Exploring the Thermostability of CRISPR Cas12b using Molecular Dynamics Simulations

TL;DR

This study uses molecular dynamics simulations to understand how specific mutations enhance the thermal stability of the CRISPR enzyme BrCas12b, aiding the development of more robust diagnostic tools.

Contribution

It provides detailed insights into the stabilization mechanisms of mutant BrCas12b through all-atom MD simulations and dynamic analysis.

Findings

Mutations increase flexibility in the PAM-interacting domain.

Structural changes are minimal in other mutated domains.

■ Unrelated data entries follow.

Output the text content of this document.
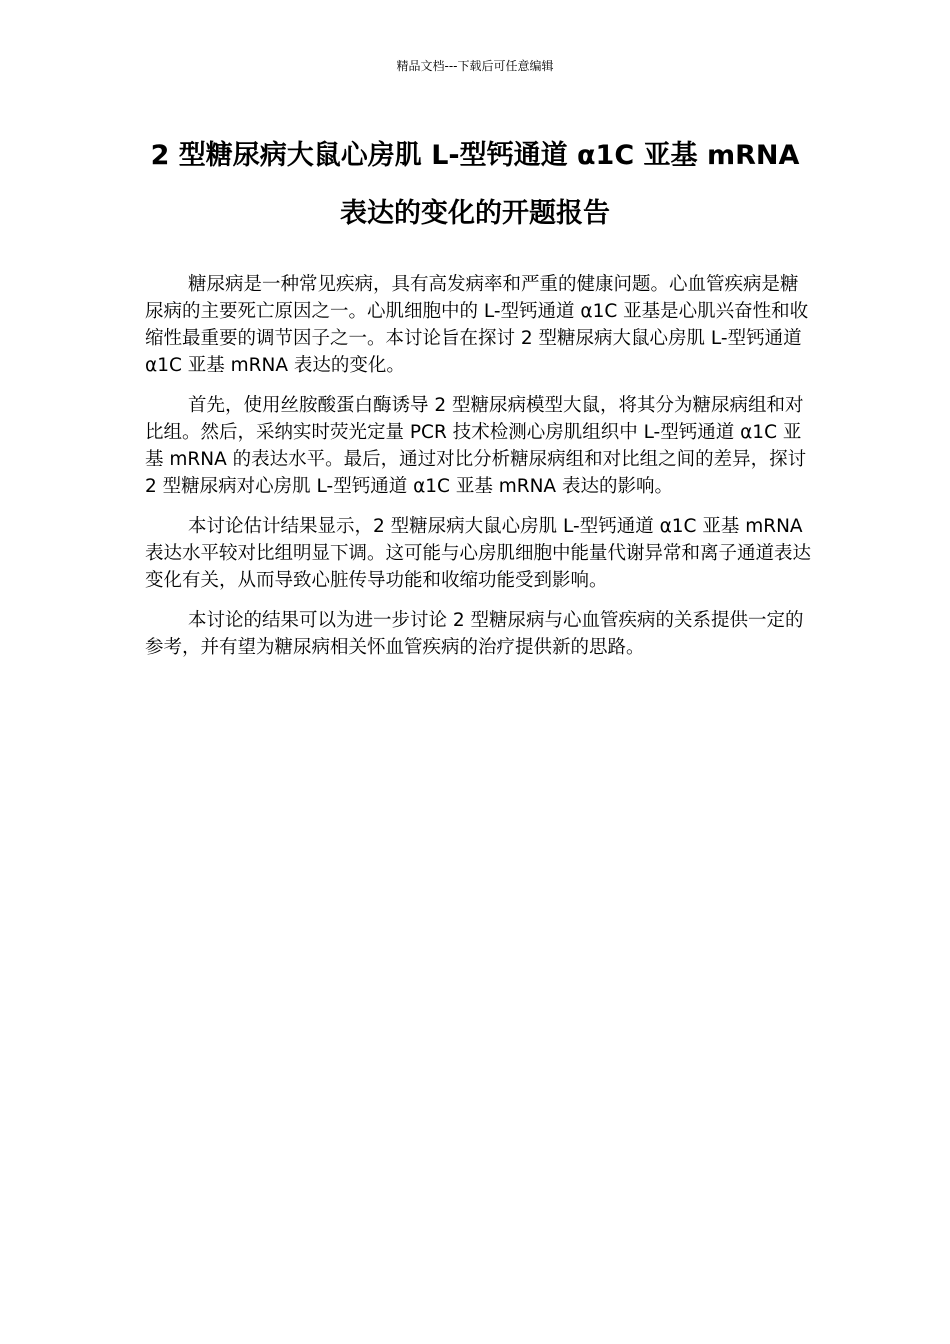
精品文档---下载后可任意编辑
2 型糖尿病大鼠心房肌 L-型钙通道 α1C 亚基 mRNA
表达的变化的开题报告

糖尿病是一种常见疾病，具有高发病率和严重的健康问题。心血管疾病是糖尿病的主要死亡原因之一。心肌细胞中的 L-型钙通道 α1C 亚基是心肌兴奋性和收缩性最重要的调节因子之一。本讨论旨在探讨 2 型糖尿病大鼠心房肌 L-型钙通道 α1C 亚基 mRNA 表达的变化。

首先，使用丝胺酸蛋白酶诱导 2 型糖尿病模型大鼠，将其分为糖尿病组和对比组。然后，采纳实时荧光定量 PCR 技术检测心房肌组织中 L-型钙通道 α1C 亚基 mRNA 的表达水平。最后，通过对比分析糖尿病组和对比组之间的差异，探讨 2 型糖尿病对心房肌 L-型钙通道 α1C 亚基 mRNA 表达的影响。

本讨论估计结果显示，2 型糖尿病大鼠心房肌 L-型钙通道 α1C 亚基 mRNA 表达水平较对比组明显下调。这可能与心房肌细胞中能量代谢异常和离子通道表达变化有关，从而导致心脏传导功能和收缩功能受到影响。

本讨论的结果可以为进一步讨论 2 型糖尿病与心血管疾病的关系提供一定的参考，并有望为糖尿病相关怀血管疾病的治疗提供新的思路。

Mutations confer enhanced thermal stability to BrCas12b.

Abstract

CRISPR (clustered regularly interspaced short palindromic repeat)- based diagnostics are at the forefront of rapid detection platforms of infectious diseases. The integration of reverse transcription-loop-mediated isothermal amplification (RT-LAMP) with CRISPR-Cas protein systems has led to the creation of advanced one-pot assays. The sensitivity of these assays has been bolstered by the utilization of a thermophilic Cas12 protein, BrCas12b, and its engineered variant, which exhibits enhanced thermal stability and allows for broader operation temperatures of the assay. Here, we perform all-atom molecular dynamics (MD) simulations on wild-type and mutant BrCas12b to reveal the mechanism of stabilization conferred by the mutation. High-temperature simulations reveal a small structural change along with greater flexibility in the PAM-interacting domain of the mutant BrCas12b, with marginal structural and flexibility changes in the other mutated domains. Comparative essential dynamics analysis between the wild-type and mutant BrCas12b at both ambient and elevated temperatures provides insights into the stabilizing effects of the mutations. Our findings not only offer a comprehensive insight into the dynamic alterations induced by mutations but reveal important motions in BrCas12b, important for the rational design of diagnostic and therapeutic platforms of Cas12 proteins.